THE EARL OF MILLTOWN
, in rising to ask Her Majesty's Government, Whether, considering the vast importance of the Thames Embankment as a source of health and pleasure to the people of the Metropolis of the United Kingdom, they propose to take any steps to abate the nuisance by which the District Railway are now engaged in destroying the beauty and amenities of that great public work? said, the comfort of the public appeared to be a matter of supreme indifference to the District Railway Company. The ventilators erected by them would not have the effect they wished the public to believe, for on the North Metropolitan system, where ventilators already existed, the air was just as foul as if they had never been made. Their real object was to get rid of the steam, which was, no doubt, an obstacle to the working of the traffic; but this difficulty could be get rid of much more simply, either by the obvious method of condensing the steam, or by using compressed air, which had already been tried with success on a section of the Metropolitan Railway, or by using the electric system, which had already been adopted in Ireland on the railway between Port Rush and the Giant's Causeway, and had been sanctioned by Parliament for a railway between Waterloo and Charing Cross.

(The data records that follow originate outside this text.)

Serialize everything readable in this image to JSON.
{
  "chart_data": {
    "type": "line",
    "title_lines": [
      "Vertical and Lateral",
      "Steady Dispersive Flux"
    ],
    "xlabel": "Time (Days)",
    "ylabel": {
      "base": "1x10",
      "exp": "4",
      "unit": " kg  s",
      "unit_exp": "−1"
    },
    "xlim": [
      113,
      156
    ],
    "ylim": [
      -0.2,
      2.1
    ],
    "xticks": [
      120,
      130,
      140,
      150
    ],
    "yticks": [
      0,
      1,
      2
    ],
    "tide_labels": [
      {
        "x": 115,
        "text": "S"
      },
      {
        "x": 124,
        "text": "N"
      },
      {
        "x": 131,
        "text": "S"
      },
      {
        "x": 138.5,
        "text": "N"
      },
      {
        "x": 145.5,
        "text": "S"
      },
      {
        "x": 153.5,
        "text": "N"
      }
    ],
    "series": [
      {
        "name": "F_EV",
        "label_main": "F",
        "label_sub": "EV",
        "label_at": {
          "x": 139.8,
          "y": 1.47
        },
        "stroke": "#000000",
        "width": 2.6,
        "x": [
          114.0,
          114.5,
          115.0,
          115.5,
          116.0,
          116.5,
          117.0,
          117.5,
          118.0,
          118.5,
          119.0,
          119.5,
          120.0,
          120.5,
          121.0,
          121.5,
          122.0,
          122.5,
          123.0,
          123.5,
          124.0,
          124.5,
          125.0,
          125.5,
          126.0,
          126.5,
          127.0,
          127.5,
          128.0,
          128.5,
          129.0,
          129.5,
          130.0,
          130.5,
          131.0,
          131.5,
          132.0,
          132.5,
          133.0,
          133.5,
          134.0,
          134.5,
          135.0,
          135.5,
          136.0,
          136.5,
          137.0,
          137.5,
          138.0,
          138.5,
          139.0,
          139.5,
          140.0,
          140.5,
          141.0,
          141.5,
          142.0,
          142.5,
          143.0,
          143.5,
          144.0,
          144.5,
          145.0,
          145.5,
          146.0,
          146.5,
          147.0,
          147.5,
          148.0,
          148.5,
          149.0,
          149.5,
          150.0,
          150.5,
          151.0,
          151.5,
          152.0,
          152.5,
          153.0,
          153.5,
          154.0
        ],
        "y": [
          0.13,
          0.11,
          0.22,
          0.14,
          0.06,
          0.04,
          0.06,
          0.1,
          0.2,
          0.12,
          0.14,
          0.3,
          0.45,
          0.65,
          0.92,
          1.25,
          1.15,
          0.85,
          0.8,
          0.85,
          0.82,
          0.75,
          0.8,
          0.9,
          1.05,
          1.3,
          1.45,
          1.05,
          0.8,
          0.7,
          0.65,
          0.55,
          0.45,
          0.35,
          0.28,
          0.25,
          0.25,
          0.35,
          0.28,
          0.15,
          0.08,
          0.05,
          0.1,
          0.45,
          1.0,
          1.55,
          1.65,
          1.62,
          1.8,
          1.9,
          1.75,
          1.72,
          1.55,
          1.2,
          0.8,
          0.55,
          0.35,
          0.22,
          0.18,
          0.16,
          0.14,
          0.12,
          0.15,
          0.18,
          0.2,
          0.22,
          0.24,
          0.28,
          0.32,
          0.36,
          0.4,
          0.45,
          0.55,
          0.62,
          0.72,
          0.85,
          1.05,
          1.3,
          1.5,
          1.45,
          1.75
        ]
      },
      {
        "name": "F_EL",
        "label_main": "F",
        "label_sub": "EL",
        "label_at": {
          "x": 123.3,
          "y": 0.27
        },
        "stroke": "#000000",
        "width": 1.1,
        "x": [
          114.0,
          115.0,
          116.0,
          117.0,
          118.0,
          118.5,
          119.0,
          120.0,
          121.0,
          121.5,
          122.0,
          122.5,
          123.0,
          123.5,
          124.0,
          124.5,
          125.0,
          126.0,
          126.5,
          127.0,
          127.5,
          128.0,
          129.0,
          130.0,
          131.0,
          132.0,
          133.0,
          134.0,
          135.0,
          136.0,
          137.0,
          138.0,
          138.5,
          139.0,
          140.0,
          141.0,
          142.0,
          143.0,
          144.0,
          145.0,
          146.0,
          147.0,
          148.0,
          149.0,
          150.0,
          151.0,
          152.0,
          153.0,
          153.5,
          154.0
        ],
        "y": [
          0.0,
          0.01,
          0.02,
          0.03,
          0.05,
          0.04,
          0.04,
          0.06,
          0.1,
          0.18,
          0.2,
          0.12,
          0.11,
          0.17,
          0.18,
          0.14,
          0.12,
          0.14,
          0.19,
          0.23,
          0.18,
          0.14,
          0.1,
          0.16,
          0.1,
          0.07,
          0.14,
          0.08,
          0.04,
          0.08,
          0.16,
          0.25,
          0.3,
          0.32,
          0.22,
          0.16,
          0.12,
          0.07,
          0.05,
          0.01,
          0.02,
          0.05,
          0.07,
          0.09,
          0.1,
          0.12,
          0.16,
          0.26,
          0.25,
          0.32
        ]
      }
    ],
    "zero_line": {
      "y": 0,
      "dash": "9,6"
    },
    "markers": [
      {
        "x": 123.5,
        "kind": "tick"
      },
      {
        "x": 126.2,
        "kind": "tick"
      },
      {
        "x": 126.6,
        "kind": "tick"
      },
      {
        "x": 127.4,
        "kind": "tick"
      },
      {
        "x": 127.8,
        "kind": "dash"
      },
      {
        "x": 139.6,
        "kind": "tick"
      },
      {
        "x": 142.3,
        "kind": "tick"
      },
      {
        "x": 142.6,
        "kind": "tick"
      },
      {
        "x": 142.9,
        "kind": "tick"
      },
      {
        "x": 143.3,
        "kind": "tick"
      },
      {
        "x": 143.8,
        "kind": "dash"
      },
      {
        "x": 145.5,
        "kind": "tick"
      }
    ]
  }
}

It was true that there was no precedent for taking away from a Railway Company the powers conferred on them by Parliament; but this was an unprecedented outrage and desperate diseases required desperate remedies. If the Company were ordered to remove the ventilators, they might receive compensation—that was, they might be repaid the actual expense they would incur in restoring 732 the Embankment to its former state. That expense might fairly be paid by the Metropolitan Board of Works, who had certainly been guilty of laches in not having opposed the Bill on its third reading. He wished to know whether the Government were going to stand by with folded arms and see this great work spoilt?
§ LORD SUDELEY
I regret that I cannot give any other reply than I did three weeks ago to the noble Earl. The Railway Company are strictly within their right, and, having gone through all the usual inquiries before a Committee of both Houses, they have the law on their side. Under these circumstances, the Board of Trade cannot interfere, and cannot express any opinion on the subject. This matter rather rests with the Metropolitan Board of Works than with any other Body acting for the ratepayers in the government of London. Although they strongly opposed the Bill while going through Parliament, it seems a great misfortune that they did not take the step of appealing to Parliament last Session when they found themselves beaten before the Committee. I am informed by the Board that as soon as the ventilators were commenced they at once took steps this year to introduce a Bill to oblige the Railway Company to give them up and restore the Embankment to its original state. Unfortunately, however, as Notices had not been given in November, the Standing Orders Committee of the House of Commons refused to allow it to proceed, so that no further steps can be taken this year. There appeared to be, however, two Railway Bills coming before the House of Commons for the second reading soon—one promoted by the Metropolitan District Railway Corn-pan y, and the other jointly by the Metropolitan Railway Company and the Metropolitan District Railway Company. The Metropolitan Board of Works inform me that Notice has been given in the House of Commons of an Instruction to the Committee, to which these Bills will be referred, to consider whether, before further powers are granted to these Railway Companies, terms ought not to be made with them to restore the Embankment to its original condition, and give up the ventilators. Whether they are likely to succeed or not, I know not, and so far as the Board of Trade is con- 733 cerned, I express no opinion. The First Commissioner of Works is very anxious that the hideous iron ventilating structure, near Westminster Abbey, spoiling one of the most beautiful sights in London, may, at any rate, be swept away; and I trust, with many of your Lordships, that some of the steps taken by the Metropolitan Board of Works may be successful, and that the day may not be far distant when the ventilators will disappear, and that the Railway will, by means of electricity or some other power, be worked without them.